It’s been hard for me to keep this Fixer Upper episode a secret! My garden is truly the place where I find the most peace. There’s just something about working the garden and getting my hands dirty that is so relaxing to me. I’ve dreamed of having a garden like this one since I got into gardening years ago. Plus, when we decided to open our restaurant, Magnolia Table, I knew I wanted to use farm-fresh ingredients straight from our garden—but that meant I was going to need a much larger area to grow herbs and produce.
My wish list for this indoor garden house included an indoor watering station, potting table, plenty of counter and shelf space for indoor plants and my gardening books, and room for a table. For the actual garden itself, I wanted raised garden beds and a chicken coop with a chicken run.
The inspiration materials I used to interpret the style of the space
Getting to design this garden house took me back to when we first renovated the Farmhouse. Because Chip and I had previously been flipping the homes we lived in with the intention of selling them off, the Farmhouse was the first place we designed entirely for us. I’ve had the privilege of getting to work with so many wonderful families with so many different design choices, so getting to design this space for my family was so special.

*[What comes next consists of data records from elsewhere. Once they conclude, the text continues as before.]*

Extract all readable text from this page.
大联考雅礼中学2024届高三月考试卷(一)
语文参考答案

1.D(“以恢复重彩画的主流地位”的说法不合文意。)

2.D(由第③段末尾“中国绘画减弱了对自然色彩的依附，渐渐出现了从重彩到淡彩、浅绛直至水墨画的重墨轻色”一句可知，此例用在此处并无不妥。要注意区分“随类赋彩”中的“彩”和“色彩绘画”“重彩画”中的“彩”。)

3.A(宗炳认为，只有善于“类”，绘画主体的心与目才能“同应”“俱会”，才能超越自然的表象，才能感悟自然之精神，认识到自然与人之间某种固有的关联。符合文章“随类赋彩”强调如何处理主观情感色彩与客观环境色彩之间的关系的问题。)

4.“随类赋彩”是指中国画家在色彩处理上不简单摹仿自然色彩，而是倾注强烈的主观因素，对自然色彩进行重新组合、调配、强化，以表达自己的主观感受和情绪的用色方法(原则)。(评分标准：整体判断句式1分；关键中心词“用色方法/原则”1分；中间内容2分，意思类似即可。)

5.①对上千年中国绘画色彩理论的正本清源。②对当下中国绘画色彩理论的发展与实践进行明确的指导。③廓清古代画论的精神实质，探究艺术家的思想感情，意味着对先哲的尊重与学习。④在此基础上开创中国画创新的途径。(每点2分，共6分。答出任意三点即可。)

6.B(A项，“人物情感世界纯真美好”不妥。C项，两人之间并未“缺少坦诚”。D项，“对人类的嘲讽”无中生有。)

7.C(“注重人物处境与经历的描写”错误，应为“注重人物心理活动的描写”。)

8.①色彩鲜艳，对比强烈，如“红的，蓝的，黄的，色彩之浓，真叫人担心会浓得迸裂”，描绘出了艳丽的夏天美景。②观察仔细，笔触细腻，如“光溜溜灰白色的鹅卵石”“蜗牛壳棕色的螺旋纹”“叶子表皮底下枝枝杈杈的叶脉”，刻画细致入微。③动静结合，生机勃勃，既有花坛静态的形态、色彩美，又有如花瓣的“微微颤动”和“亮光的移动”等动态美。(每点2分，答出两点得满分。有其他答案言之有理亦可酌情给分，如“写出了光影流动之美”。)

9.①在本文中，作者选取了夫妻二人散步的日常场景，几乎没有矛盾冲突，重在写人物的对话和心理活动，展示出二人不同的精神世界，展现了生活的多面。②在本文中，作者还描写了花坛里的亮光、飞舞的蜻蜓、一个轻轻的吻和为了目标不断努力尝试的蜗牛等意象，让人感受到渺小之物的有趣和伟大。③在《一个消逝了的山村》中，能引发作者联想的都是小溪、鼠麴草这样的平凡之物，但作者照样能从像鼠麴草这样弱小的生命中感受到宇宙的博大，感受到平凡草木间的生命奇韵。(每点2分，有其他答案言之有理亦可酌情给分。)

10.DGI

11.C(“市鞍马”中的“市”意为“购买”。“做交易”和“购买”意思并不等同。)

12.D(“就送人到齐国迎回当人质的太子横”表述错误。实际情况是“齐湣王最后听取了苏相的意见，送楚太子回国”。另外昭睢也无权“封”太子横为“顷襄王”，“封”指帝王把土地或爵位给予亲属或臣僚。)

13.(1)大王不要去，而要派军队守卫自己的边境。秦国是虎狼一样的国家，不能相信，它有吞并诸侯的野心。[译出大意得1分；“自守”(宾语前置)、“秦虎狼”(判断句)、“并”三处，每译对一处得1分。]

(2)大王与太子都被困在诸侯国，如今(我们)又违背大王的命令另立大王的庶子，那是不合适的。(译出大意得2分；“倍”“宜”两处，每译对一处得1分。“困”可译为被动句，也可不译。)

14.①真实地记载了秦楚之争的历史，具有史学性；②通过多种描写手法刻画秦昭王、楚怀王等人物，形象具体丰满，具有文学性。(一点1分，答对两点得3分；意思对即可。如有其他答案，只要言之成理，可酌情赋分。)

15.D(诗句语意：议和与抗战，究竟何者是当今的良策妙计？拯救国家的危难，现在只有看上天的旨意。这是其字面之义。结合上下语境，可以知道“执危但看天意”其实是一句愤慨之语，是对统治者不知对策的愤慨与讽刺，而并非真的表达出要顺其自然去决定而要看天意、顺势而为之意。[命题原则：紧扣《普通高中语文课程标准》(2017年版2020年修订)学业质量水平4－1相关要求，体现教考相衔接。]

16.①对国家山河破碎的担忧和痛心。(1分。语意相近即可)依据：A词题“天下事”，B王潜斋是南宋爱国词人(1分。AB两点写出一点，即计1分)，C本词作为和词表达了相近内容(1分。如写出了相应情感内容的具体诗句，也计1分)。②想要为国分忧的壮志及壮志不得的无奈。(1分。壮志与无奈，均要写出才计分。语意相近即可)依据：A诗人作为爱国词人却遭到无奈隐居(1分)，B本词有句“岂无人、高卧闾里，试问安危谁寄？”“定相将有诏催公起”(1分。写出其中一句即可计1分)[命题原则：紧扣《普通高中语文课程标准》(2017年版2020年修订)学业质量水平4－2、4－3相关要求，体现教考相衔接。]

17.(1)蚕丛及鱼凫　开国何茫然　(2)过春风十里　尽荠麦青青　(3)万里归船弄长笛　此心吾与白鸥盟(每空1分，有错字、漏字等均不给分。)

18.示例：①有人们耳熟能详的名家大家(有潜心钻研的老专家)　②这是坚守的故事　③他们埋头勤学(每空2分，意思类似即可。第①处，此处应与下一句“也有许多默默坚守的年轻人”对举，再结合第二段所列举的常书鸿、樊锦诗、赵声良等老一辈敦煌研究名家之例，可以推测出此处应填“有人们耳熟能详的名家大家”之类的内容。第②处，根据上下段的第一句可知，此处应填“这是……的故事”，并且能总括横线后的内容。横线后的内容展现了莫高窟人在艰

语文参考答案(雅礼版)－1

Because our house is 120 years old, I wanted this garden house to have the same look and feel as our storied old farmhouse. So to make this new building look and feel old, I went with a rustic European farmhouse style—cozy, intimate and welcoming. I used a lot of white oak, zinc countertops and (of course) lots of green plants.
Objective | Design this new structure in a way that makes it look just as old as our 120-year-old farmhouse
The combination of light wood trim and doors, white shingle facade and the cupola on top really infused the European cottage feeling I was going for.
The old beams and copper gutters give the garden house a more weathered look.
The arbors leading up to the front door almost give this little house a storybook entrance. The cobblestone walkway plays into that old-world feel I was going for and makes this place feel like it’s always been here. I’m so excited for all of the beautiful vines and fruit trees that will grow on and between these over the years.
I’ve had these antique doors in the back of my warehouse and knew they’d look perfect on the front of the garden house. Another thing I love about them is that they can be easily propped open to let in even more natural light on a pretty day.
Objective | Create a durable, inspiring interior with an old-world feel and plenty of natural light for plants
I wanted this space to feel practical yet still inspiring. Everything needed to be solid—only using the kind of materials that could handle dirt, pots and sharp tools on a regular bases. While this room is pretty, it’s still a place that real, hands-on work needs to happen in it. Because of that, zinc countertops were the most practical choice for me because they are really easy to clean and could handle all the wear-and-tear. They’ll get scratches and scuffs for years to come and only get better with age.
Pick up the spring 2018 issue of the Magnolia Journal to see the garden party we had at this table! I absolutely love the primitive style of this setting and how weathered and authentic it feels.
I’ve had this antique european window behind the sink for a while now, just waiting for the perfect place to put it. I wanted the garden house to be filled with natural light, so this seemed like a perfect opportunity to use it. This amazing window gives this space a storied look that I love.
I’ve recently gotten into water coloring and this is the perfect spot for me to try my hand at something new.
Over the years I’ve collected all kinds of gardening books so I wanted to add some built-ins to display them. I actually used to be the worst plant lady ever—I’d kill everything before it even had the chance to bloom. But I was determined to get better at it. Having the books close by has been nice because I’ll still reference them now and then when I’m dealing with a new plant variety.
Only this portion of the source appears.